If a man should go into a court of law and swear that such and such a thing happened at half-past one by his watch, and should produce the very watch in proof of his statement, he would surely advance his case very little. Yet I have seen men stand in front of the counterfeit presentment of a trout so vast that, in the good old days before trophies were introduced, not a man among us would have dared to whisper its alleged weight—and swallow it, glass case and inscription, without an effort.

But the most pernicious feature of the trophy remains to be exposed. Unless an angler has casts to show he is looked upon with suspicion.
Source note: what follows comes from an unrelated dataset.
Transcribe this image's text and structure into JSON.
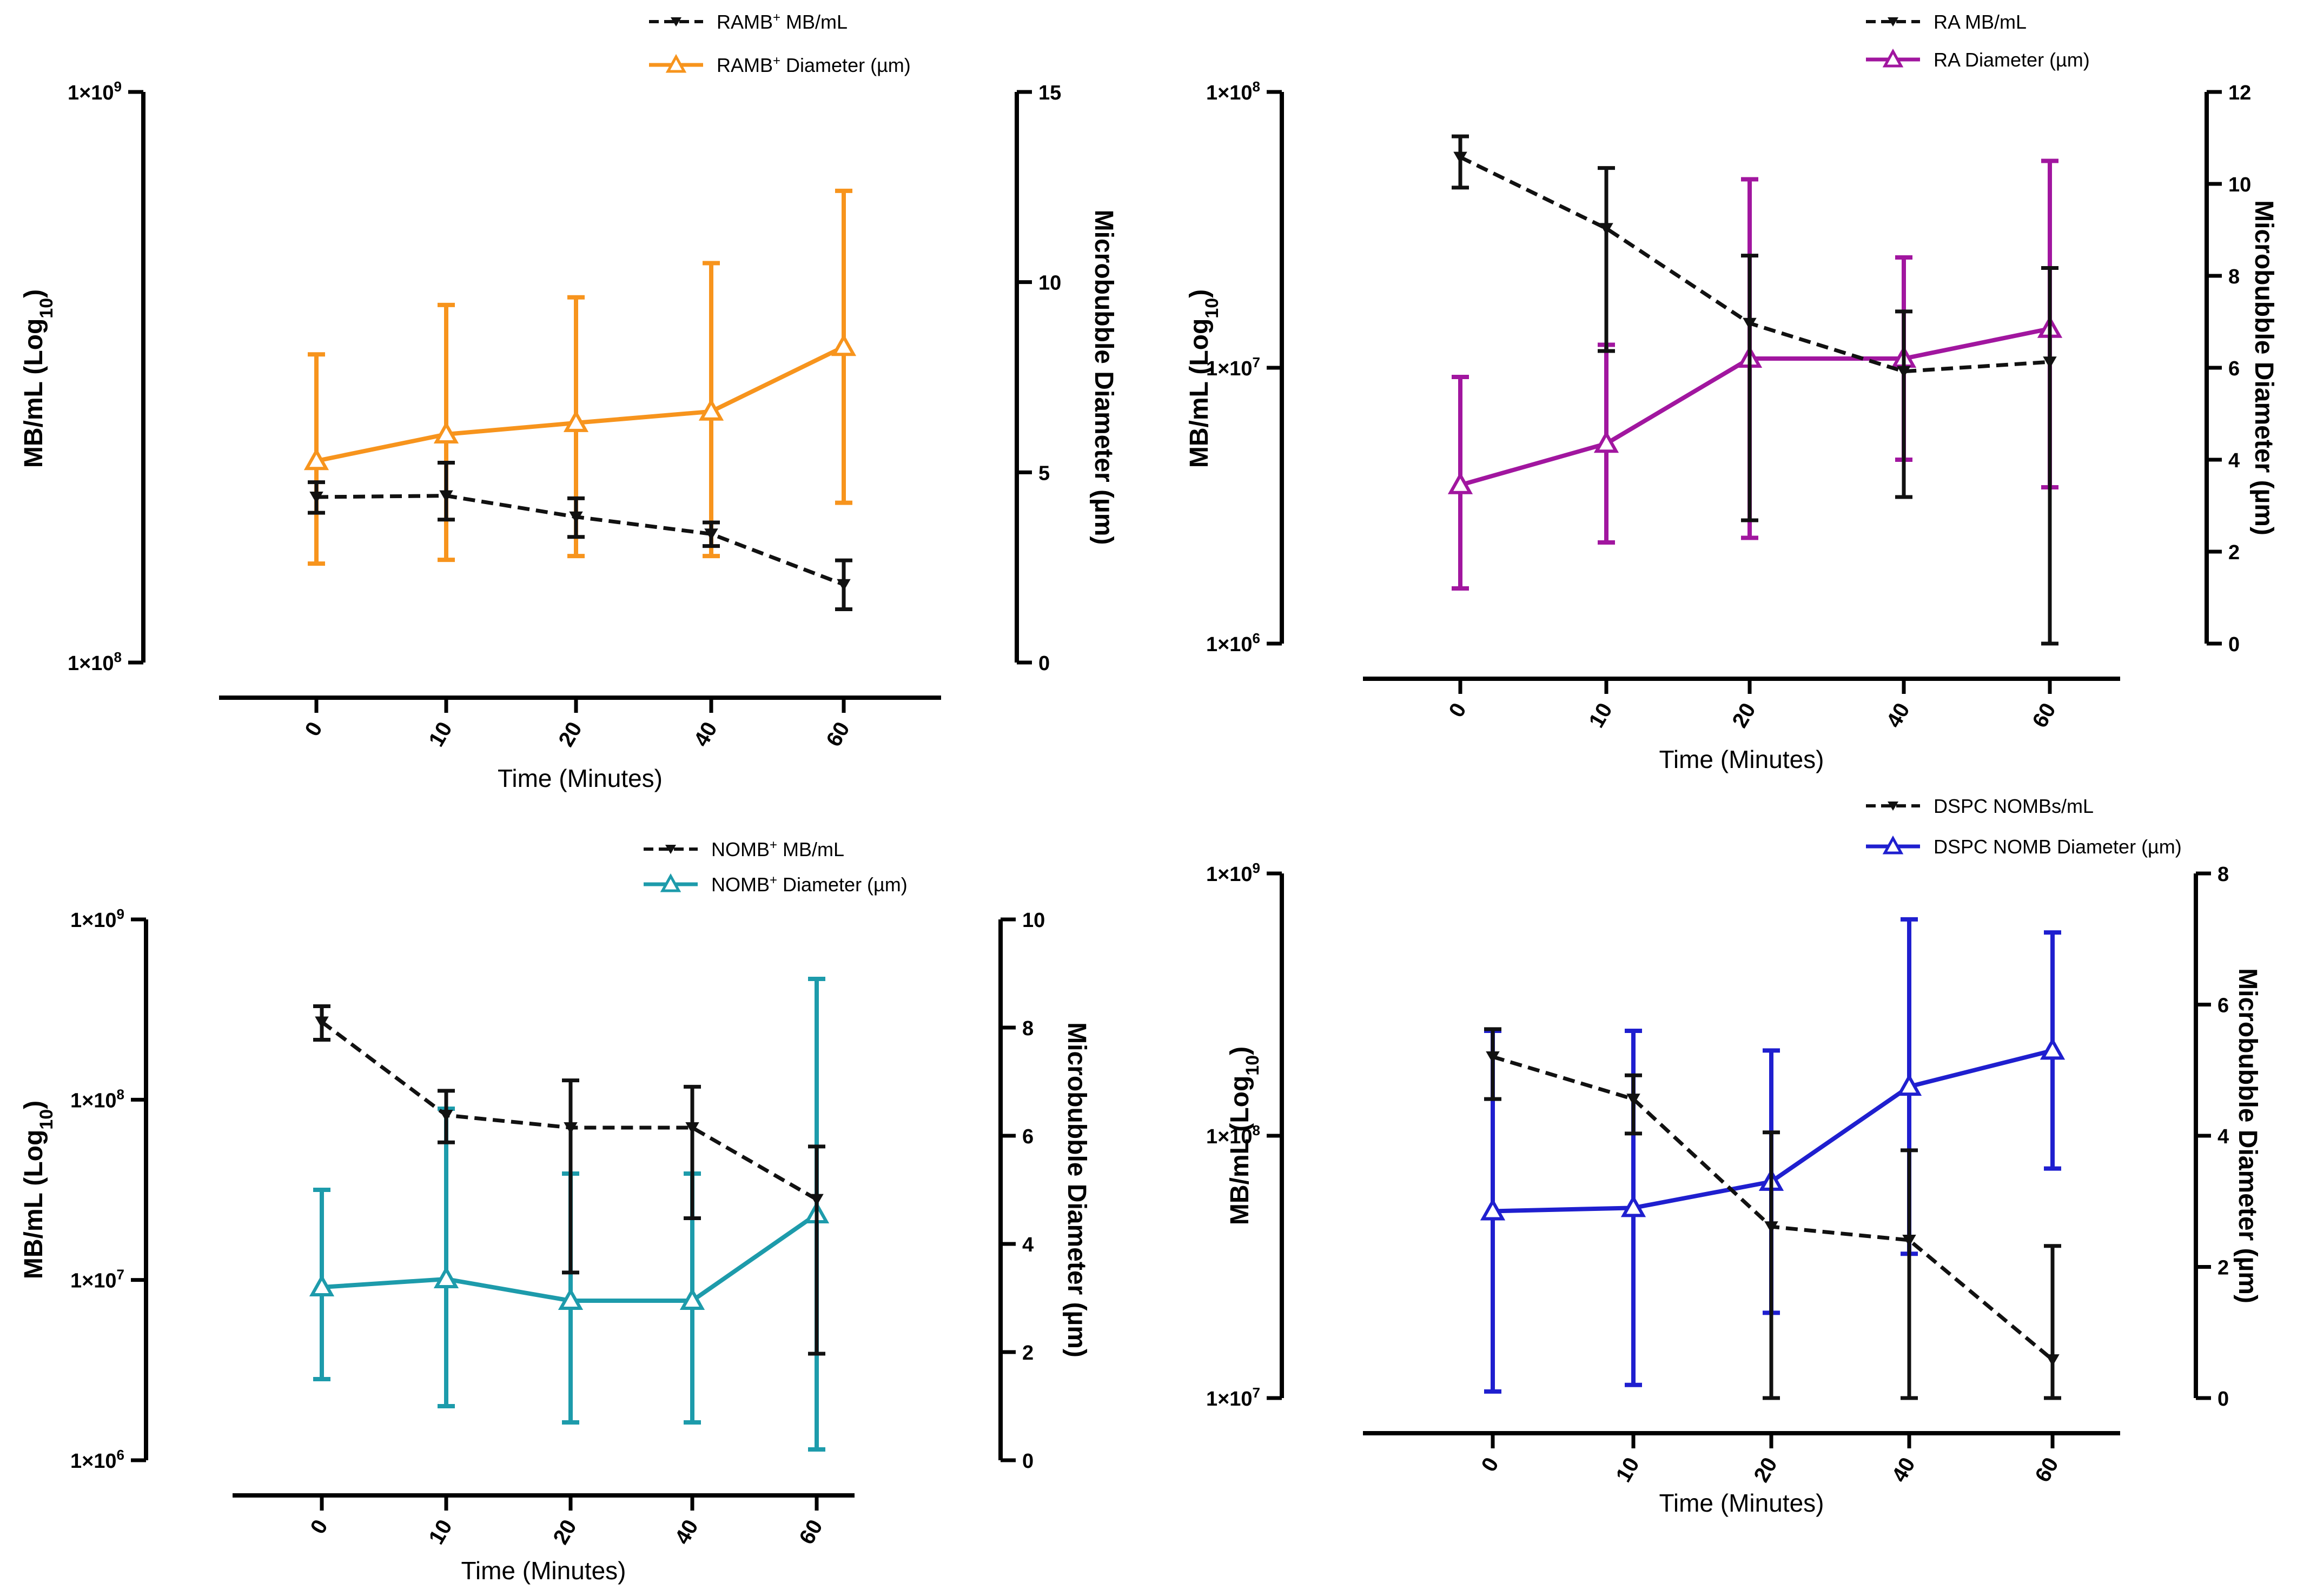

I may expend treasures of ingenuity in adorning the relation of my exploits, but in the presence of my bare walls, my friends say, "We see that you do not care to have your fish set up. Some people don't." There are persons, of course, who cut their fish out of brown paper, and for some years after this method of angling was discovered it enjoyed a considerable popularity among the indigent. But for one reason or another—a brown-paper shape is not convincing. The most credulous eye sees through it. I suppose it is too easy to make, brown paper is too cheap; the thing has been overdone. Besides, it does not look at all like a fish. It has not the glass eye of the cast. It is flat, and though you colour it in chalk, it can never compete with the modelling and paint of the more expensive kind of trophy. No, one looks down one's nose, now, at brown-paper fishes. They are thoroughly discredited. The worst angler dare no longer hope for help from them. I have not made one for years. As in every walk of life, there is in angling one law for the rich and another for the poor. It is very hard.